Solution: ensure a single brain bundle is used and that chunk_tracker_state.json is writable by all worker processes.
Issue: Training stops prematurely¶
Check stopping conditions:
Debug:
stats = chunk_tracker.get_progress_stats()
print(stats) # total_steps, blocks_this_epoch, current_epoch
Issue: Epoch not completing¶
Possible causes: 1) total_blocks not detected yet (keep training until prefetch finishes) 2) Some blocks never requested (short runs) 3) ChunkTracker state corrupted
Solution:
total_blocks = block_manager.get_total_blocks()
print(f"Total blocks: {total_blocks}")
stats = chunk_tracker.get_progress_stats()
print(f"Blocks this epoch: {stats['blocks_this_epoch']}")
Issue: Out of memory¶
Reduce memory usage:
config.dataset_chunk_size = 2000 # smaller chunk
config.batch_size = 4 # smaller batch
config.max_seq_len = 128 # shorter sequences
System Architecture¶
Block Management¶
# Streams data in blocks from HuggingFace or local files
block_manager = BlockManager(dataset_file, samples_per_block=100k)
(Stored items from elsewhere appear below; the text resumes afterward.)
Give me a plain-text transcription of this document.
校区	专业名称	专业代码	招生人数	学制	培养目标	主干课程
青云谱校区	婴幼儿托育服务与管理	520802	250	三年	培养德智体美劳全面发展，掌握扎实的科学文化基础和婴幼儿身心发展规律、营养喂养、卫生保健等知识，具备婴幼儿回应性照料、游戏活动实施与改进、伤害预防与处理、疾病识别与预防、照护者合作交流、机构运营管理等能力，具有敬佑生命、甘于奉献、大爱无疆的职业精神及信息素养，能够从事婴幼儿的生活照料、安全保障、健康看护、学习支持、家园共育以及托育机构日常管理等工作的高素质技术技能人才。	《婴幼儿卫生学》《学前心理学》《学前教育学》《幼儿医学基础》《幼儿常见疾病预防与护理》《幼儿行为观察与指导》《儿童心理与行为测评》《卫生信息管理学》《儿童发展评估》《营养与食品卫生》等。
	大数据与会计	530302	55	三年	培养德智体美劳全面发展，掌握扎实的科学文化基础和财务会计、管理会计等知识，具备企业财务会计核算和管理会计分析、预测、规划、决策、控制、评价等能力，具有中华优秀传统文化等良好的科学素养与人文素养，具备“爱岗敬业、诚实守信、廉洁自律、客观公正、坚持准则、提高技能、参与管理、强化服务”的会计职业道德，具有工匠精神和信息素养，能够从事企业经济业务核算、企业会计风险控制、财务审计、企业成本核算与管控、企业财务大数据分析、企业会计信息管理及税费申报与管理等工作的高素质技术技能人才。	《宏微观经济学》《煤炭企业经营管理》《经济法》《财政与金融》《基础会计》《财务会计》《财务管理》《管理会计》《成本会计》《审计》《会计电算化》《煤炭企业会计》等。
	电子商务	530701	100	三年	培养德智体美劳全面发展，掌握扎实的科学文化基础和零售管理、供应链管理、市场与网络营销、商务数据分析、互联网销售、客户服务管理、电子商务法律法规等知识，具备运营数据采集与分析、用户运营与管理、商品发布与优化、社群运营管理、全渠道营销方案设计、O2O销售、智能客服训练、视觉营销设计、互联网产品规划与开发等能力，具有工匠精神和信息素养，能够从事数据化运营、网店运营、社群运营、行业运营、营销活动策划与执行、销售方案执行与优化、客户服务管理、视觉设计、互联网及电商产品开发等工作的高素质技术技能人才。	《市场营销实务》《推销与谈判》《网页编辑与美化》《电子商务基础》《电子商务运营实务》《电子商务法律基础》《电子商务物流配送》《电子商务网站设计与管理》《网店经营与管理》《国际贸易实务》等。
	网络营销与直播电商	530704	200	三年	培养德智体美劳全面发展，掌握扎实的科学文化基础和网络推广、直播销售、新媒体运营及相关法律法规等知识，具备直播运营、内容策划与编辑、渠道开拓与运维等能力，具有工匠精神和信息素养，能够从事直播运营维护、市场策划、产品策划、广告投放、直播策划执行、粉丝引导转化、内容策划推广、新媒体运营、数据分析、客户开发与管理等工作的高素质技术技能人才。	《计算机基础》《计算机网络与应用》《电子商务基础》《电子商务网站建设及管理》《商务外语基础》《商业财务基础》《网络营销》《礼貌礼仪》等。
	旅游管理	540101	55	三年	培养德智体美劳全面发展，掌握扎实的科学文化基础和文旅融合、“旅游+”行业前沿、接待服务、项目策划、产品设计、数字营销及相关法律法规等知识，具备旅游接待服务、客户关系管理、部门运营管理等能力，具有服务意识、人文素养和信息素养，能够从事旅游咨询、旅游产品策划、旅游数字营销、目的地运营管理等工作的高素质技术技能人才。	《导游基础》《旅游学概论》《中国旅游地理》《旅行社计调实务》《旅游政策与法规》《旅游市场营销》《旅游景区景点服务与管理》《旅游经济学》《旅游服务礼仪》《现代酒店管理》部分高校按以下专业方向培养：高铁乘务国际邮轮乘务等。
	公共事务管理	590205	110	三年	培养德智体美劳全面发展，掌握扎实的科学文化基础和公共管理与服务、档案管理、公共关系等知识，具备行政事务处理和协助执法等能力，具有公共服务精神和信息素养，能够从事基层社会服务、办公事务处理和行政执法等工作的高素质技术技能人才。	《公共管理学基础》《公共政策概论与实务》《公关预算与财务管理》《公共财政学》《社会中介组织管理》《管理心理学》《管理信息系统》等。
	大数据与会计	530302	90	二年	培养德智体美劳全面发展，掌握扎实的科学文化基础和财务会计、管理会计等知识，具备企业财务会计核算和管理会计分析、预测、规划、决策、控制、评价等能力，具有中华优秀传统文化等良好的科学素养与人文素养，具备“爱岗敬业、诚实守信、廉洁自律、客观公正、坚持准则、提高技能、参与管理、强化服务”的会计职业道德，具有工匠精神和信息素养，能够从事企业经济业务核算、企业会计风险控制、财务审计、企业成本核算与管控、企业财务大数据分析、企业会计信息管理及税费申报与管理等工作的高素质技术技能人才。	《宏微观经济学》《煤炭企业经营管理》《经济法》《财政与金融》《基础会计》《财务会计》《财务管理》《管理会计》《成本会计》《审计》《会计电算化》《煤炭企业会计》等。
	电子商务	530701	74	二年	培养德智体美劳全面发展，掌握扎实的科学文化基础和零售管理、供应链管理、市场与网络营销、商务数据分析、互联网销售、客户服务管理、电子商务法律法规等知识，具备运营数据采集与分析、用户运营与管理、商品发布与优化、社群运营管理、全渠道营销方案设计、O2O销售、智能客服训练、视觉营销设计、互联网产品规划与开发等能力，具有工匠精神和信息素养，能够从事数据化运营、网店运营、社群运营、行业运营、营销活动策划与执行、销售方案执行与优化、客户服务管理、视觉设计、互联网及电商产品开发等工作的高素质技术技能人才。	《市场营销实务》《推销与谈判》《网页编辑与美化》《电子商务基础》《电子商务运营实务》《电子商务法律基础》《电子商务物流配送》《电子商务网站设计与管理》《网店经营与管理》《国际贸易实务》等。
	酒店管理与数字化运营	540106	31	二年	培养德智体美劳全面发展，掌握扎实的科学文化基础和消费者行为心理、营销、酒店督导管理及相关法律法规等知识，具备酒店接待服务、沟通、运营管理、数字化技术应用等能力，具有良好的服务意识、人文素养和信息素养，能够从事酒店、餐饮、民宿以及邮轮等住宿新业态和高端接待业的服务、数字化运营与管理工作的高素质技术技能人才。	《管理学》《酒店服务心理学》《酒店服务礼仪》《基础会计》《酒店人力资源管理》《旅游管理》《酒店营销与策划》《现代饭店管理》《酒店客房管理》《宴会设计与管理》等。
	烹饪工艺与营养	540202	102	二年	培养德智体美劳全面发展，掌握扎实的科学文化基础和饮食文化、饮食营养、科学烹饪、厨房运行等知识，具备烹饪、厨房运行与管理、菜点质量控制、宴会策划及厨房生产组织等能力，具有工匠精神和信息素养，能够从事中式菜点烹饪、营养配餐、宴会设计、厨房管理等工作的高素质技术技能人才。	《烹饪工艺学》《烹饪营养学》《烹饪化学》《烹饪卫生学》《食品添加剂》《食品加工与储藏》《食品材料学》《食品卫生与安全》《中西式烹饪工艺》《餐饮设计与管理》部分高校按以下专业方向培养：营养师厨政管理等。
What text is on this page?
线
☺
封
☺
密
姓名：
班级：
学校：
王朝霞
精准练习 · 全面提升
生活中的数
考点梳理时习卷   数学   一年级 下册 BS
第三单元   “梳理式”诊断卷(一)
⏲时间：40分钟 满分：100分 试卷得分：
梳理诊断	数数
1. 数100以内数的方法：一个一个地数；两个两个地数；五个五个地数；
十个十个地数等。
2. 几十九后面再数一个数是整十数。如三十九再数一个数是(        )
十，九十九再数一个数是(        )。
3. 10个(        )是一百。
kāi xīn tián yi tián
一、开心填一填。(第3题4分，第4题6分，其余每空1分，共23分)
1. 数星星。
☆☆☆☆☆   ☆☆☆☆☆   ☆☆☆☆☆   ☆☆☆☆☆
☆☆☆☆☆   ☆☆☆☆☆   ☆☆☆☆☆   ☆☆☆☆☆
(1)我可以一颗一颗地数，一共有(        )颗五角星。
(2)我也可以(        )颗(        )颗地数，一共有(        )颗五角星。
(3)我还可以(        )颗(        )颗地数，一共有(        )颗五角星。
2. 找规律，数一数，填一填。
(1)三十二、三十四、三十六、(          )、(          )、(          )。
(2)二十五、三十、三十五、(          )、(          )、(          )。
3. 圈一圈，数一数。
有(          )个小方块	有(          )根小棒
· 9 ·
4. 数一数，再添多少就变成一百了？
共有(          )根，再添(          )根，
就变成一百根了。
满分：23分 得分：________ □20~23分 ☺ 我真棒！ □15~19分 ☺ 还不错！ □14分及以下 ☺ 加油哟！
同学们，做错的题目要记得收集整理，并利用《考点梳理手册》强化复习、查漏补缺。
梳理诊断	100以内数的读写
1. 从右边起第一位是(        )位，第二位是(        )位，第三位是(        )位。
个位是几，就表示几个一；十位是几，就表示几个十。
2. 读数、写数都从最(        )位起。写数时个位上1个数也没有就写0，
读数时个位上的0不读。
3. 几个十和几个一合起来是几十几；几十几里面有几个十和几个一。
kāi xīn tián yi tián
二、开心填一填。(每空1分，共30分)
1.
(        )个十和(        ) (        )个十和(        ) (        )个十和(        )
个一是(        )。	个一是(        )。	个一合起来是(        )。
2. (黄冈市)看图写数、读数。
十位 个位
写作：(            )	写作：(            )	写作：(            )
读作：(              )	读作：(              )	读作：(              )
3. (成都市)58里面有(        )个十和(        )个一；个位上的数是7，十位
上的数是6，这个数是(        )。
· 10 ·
# Distributes chunks across GPUs without duplication
chunk_tracker = ChunkTracker(state_file)
# Features:
# - Full training progress tracking
# - Automatic epoch detection
# - Resume capability from checkpoints
# - Support for all stopping conditions
Key Components¶
- BlockManager: Downloads and caches 100k-sample blocks from datasets
- ChunkTracker: Tracks which chunks each GPU has processed
- State Persistence: Saves progress to enable resuming training
- Epoch Detection: Automatically detects when full dataset is processed
Testing¶
Test 1: No duplicate training¶
# Track all chunks trained by each GPU
gpu0_chunks = set()
gpu1_chunks = set()
# After training
assert gpu0_chunks.isdisjoint(gpu1_chunks) # No overlap
Test 2: Epoch detection¶
# Train with stop_after_epoch=True
config.stop_after_epoch = True
# Should stop when all blocks visited
final_stats = chunk_tracker.get_progress_stats()
assert final_stats['blocks_this_epoch'] == total_blocks
Test 3: Resume capability¶
# Train for 100 steps
config.steps = 100
run_training()
# Resume and train 100 more
config.steps = 200
run_training()
# Should have 200 total steps, no duplicate chunks
assert chunk_tracker.total_steps == 200
Related: Configurable dataset chunk size¶
See CONFIGURABLE_DATASET_CHUNK_SIZE.md for usage guidance, examples, and how it interacts with batch size and sequence length.
Future enhancements¶
1) Dynamic load balancing (fast GPUs get more chunks) 2) Chunk prioritization (curriculum) 3) Distributed tracker (multi-node) 4) Adaptive block sizing 5) Chunk prefetching 6) Partial-epoch checkpoints
Summary¶
This streaming block/chunk system provides:
- No duplicate training across GPUs
- Proper block management for HF/local datasets
- Chunk-level tracking with resume
- Epoch detection and iterate mode
- Thread-safe coordination and persistence
- Memory-efficient operation by loading only the needed chunks
It replaces older approaches that loaded entire datasets into memory without proper progress tracking.